Investigation on key geometries optimization and effect of variable operating conditions of a transcritical R744 two-phase ejector

Abstract

There was no literature that involved the combined investigation on the key geometries optimization and the effect of variable operating conditions (temperature, pressure and dryness fraction of primary and secondary flows) for a R744 two-phase ejector. In this paper, CFD simulation on geometries optimization and effect of variable operating conditions of a transcritical R744 two-phase ejector was carried out for the first time. Firstly, each of three geometries of area ratio (AR), nozzle exit position (NXP) and constant-area mixing chamber length (L2) was optimized to determine their relative sensitivity on ejector performance. Then, two or three geometries under different optimization orders were optimized. Finally, the effects of temperature, pressure and dryness fraction of primary and secondary flows as well as back pressure on ejector performance were analyzed based on the optimal ejector geometries.
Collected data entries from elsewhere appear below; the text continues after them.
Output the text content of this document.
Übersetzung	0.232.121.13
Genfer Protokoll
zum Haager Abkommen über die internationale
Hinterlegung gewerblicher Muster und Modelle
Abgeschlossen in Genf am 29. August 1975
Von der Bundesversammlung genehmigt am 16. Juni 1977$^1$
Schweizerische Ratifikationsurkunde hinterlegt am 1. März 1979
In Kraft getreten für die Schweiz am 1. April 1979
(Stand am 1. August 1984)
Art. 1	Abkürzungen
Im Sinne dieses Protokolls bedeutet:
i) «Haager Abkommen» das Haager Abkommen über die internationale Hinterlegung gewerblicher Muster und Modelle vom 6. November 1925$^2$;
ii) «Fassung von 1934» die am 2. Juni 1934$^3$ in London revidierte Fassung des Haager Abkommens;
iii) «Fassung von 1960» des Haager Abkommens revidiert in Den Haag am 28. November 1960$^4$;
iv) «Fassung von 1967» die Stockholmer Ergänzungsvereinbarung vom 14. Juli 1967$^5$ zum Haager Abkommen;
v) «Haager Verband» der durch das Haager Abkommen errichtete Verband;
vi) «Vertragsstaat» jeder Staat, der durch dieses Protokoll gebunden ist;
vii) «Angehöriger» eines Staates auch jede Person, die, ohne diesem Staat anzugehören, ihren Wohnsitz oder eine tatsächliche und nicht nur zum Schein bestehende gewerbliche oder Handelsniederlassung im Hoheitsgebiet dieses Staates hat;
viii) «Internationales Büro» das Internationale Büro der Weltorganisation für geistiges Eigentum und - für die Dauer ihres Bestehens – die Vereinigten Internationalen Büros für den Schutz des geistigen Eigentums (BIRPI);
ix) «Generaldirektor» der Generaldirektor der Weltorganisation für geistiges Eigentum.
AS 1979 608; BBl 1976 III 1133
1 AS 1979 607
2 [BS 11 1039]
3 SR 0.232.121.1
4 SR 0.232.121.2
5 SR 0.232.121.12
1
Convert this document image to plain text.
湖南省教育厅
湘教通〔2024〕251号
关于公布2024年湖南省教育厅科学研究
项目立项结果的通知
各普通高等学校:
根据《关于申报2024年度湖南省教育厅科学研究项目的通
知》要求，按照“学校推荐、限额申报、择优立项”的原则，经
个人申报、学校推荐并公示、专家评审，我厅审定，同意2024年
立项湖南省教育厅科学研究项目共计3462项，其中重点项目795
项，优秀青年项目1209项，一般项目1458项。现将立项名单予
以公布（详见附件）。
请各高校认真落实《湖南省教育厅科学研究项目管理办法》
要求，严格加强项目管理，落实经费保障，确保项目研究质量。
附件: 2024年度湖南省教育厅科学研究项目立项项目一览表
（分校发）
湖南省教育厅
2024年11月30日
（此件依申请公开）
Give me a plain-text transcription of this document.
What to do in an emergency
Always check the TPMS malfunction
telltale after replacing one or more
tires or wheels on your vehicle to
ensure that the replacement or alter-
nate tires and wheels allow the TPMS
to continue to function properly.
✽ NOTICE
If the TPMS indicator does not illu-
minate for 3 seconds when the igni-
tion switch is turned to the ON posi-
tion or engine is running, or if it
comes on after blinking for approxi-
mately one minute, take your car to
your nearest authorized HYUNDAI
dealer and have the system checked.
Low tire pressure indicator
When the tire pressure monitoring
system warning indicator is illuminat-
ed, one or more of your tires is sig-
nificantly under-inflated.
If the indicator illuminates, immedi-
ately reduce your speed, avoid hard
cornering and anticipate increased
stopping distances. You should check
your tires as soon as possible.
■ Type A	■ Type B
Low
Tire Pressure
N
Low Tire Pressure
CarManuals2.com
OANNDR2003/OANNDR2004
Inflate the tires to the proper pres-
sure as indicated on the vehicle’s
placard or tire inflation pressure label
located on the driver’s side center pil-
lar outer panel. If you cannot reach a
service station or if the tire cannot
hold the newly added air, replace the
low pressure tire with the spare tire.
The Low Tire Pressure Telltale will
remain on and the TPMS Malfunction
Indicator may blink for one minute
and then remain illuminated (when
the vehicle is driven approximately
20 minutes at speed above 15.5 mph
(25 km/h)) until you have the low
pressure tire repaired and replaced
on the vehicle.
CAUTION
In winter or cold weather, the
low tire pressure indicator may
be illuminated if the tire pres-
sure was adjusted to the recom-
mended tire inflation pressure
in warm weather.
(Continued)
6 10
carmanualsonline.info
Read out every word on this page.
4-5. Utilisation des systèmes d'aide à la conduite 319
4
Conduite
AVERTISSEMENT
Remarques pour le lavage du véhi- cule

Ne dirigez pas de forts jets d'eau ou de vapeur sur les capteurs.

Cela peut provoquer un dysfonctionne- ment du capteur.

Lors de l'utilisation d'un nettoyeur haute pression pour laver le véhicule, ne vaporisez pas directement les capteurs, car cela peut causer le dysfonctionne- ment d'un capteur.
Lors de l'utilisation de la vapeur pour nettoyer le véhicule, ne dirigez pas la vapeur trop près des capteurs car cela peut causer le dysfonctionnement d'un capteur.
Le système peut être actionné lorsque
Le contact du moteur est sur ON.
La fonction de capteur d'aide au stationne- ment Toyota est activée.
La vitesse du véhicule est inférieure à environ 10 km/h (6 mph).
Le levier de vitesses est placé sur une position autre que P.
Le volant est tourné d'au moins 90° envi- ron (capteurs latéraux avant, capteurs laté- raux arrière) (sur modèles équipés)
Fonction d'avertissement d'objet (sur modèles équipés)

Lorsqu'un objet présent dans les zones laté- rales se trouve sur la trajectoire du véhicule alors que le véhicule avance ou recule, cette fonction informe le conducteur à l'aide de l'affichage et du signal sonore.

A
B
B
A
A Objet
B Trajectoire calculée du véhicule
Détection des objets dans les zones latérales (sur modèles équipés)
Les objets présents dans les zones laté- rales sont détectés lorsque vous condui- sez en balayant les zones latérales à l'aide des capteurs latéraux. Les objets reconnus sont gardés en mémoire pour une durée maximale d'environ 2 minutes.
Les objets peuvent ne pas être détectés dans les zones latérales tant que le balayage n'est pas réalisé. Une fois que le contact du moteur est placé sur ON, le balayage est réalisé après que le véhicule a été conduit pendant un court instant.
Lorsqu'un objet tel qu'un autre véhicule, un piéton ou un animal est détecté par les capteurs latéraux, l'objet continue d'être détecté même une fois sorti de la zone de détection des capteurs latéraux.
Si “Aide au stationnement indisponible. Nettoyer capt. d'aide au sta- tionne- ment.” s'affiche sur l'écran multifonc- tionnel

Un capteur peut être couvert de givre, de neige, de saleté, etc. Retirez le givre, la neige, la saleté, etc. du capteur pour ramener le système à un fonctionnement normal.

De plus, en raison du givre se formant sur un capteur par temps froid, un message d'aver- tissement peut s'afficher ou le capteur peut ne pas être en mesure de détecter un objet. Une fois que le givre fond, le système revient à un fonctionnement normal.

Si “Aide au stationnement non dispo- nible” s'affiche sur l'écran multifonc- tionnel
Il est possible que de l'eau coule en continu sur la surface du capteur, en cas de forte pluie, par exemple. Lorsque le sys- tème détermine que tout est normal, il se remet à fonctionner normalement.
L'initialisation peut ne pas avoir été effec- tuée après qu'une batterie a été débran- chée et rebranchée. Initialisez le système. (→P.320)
The results showed that: (1) the relative sensitivity of entrainment ratio (ER) to AR is the highest with value of 44.56%, followed by NXP and L2; (2) optimizing two or three of these parameters under different optimization sequences can achieve certain optimization effect with ER improvement within 5.96%–33.91%, but the result depends on the optimization order; (3) the effect of dryness fraction of the primary flow on the ejector performance is greater than that of temperature; (4) the change of secondary flow pressure has a greater impact on the ejector ER as compared to the dryness fraction of the secondary flow; (5) not only increasing the primary and secondary flow pressure but also reducing the back pressure is conducive to improving the ejector performance.